Hats. Caps. Lids. Headwear. Headpieces. Headtoppers. Chimneytops. Toupee-covers. Brainwarmers. Baldspot-air-protectors. Skull-suckers. Pate-cozies. Crown-doilies. Whatever you’d like to call them, hats have historically proven themselves rather useful, fruitful, suitable, and otherwise tasteful in aspects of personal fashion. And of course, they are everywhere.
Or so one would think.
My daughter’s hats drive me nuts. Some are too big, and, thusly, useless until her head balloons into its next stage. Others are weather-specific, which only makes them helpful when Nature’s capriciousness is what was planned on when leaving the homestead. The rest of them (the hats, I mean) are purely, and idiotically, “functional.” They have a bill that goes all the way around the head (like a bucket hat, for example, or a so-called sunhat), which serves to protect the inserted head from sun and/or rain. These aspects are wonderfully advantageous should the particular hat-wearing child be seated or, God forbid, standing in the sun or the rain. But put that same circumambular-rimmed thing atop a child in a chest-born carrier or even in your common, everyday, mundane, average, push ‘em-pull ’em stroller, and then that stupid thing (i.e. “hat”) turns and pivots and swivels around their head and it covers their face and it’s handy chinstrap gets in their mouth and soon enough the kid’s irritated and the kid’s annoyed and you’re cursing and the kid’s screaming and the kid’s inconsolable and consequently things go rapidly downhill from there. All because of that stupid little hat.
So…I needed a new kind of hat.
So, naturally, I went on the hunt.
What I needed was a sort of Wild West bonnet, only without all the Little House on the Prairie/Laura Ingalls Wilder frontiersman themes about it (in the interest of full disclosure, it should be noted that the Recent Paterfamilias is personally related to the aforementioned and afore-denigrated Ms. Wilder).

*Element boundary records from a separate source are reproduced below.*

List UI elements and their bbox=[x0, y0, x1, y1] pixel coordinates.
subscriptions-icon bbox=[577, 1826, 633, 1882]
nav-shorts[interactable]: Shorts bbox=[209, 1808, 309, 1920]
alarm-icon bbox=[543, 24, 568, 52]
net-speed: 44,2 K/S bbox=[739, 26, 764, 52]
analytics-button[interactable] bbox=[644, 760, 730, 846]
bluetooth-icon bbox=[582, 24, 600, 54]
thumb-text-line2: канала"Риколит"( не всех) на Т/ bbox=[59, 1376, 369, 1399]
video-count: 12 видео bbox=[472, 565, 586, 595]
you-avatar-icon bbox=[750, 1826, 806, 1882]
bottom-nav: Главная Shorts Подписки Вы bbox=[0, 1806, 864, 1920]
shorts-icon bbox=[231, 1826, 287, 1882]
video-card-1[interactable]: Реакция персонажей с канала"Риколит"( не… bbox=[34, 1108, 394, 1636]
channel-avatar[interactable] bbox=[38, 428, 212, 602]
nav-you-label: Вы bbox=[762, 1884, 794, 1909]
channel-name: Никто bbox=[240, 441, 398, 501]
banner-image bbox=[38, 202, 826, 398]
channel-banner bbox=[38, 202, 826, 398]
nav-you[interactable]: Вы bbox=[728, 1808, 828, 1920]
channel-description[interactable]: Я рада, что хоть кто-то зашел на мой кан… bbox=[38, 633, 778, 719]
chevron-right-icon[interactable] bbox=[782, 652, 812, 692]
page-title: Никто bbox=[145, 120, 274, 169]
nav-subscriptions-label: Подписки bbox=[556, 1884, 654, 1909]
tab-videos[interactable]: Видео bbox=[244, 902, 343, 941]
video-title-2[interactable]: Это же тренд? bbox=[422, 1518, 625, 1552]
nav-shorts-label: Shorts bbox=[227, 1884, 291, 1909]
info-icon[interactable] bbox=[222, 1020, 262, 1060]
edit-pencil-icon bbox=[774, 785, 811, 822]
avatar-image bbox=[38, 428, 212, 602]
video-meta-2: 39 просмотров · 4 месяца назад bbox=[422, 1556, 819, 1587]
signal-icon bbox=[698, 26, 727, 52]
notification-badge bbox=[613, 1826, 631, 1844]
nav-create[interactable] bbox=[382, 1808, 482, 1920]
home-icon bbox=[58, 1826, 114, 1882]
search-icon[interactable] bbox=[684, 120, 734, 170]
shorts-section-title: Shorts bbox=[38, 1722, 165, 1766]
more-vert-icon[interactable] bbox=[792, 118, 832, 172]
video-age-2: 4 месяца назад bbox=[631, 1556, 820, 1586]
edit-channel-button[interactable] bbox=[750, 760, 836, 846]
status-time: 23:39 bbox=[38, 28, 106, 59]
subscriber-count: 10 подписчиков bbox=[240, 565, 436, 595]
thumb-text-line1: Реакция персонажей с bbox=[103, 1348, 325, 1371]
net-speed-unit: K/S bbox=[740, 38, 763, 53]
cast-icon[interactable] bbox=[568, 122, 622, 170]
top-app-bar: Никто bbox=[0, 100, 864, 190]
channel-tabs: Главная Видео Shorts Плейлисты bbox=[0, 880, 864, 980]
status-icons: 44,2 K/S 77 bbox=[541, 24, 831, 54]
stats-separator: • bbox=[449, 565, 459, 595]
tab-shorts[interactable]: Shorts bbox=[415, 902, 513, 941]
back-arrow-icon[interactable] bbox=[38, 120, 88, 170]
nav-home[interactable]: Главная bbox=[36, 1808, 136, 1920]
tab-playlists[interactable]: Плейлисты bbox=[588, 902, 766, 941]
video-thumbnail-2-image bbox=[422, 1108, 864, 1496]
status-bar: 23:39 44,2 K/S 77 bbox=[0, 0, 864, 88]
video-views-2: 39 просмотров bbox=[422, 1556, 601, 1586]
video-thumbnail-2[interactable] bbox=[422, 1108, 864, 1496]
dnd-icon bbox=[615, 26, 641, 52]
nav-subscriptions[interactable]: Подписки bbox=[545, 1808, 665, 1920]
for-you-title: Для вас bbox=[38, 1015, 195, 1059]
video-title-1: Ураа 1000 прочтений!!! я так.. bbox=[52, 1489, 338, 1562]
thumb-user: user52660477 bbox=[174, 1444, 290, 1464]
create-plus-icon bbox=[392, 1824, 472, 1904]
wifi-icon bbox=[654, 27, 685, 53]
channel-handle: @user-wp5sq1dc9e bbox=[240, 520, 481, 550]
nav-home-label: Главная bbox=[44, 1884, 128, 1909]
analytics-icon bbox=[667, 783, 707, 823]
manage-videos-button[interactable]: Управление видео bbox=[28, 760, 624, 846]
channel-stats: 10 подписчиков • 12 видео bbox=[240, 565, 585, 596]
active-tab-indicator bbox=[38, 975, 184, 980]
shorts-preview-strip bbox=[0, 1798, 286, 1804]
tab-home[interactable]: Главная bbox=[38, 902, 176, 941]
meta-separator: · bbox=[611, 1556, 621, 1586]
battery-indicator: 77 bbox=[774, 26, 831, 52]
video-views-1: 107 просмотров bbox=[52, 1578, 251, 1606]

It took an extensive search and multiple frustrating ordering mishaps and administrative delays, but ultimately, finally, through no fault of their own, I discovered Urban Baby Bonnets. Colorful, reversible, non-combustible, wonderful. They cover her (the baby’s) face from the sun. They don’t pivot around her (the baby’s) head. They compliment her (the baby’s) feminine wardrobe. And they don’t drive her (the baby’s) father (the Recent Paterfamilias) to mind-bending distraction.
One would think that this sort of headgear wouldn’t be so difficult to come by. But in all of the stores, sitting there smugly on their tidy little shelves, there they are, nothing but sunhats and bucket hats and baseball caps. And that’s all there is. As if there’s nothing else out there. As if all the hats in the world were represented on that tidy little shelf. It’s almost enough to nearly make a person start to think that International Child Hat Producers (those devious shortsighted miscreants) might actually have a personal vendetta against the mental welfare of well-meaning headwear sensitive parents.
Admittedly, I am sure that there must be another reason why any rational person might ever suggest that putting an infant in a bucket hat is a, not only good, not only beneficial, but an essential, even brilliant, idea. But whatever that reason is, I have yet to find it. These stupid hats. It’s almost enough to make a person want to chuck them all out the window and go out on the street and walk around with a parasol (but then again, strolling about with a Sunlight Umbrella might make you look like one of those “Silly People” I’ve been reading so much about as of late).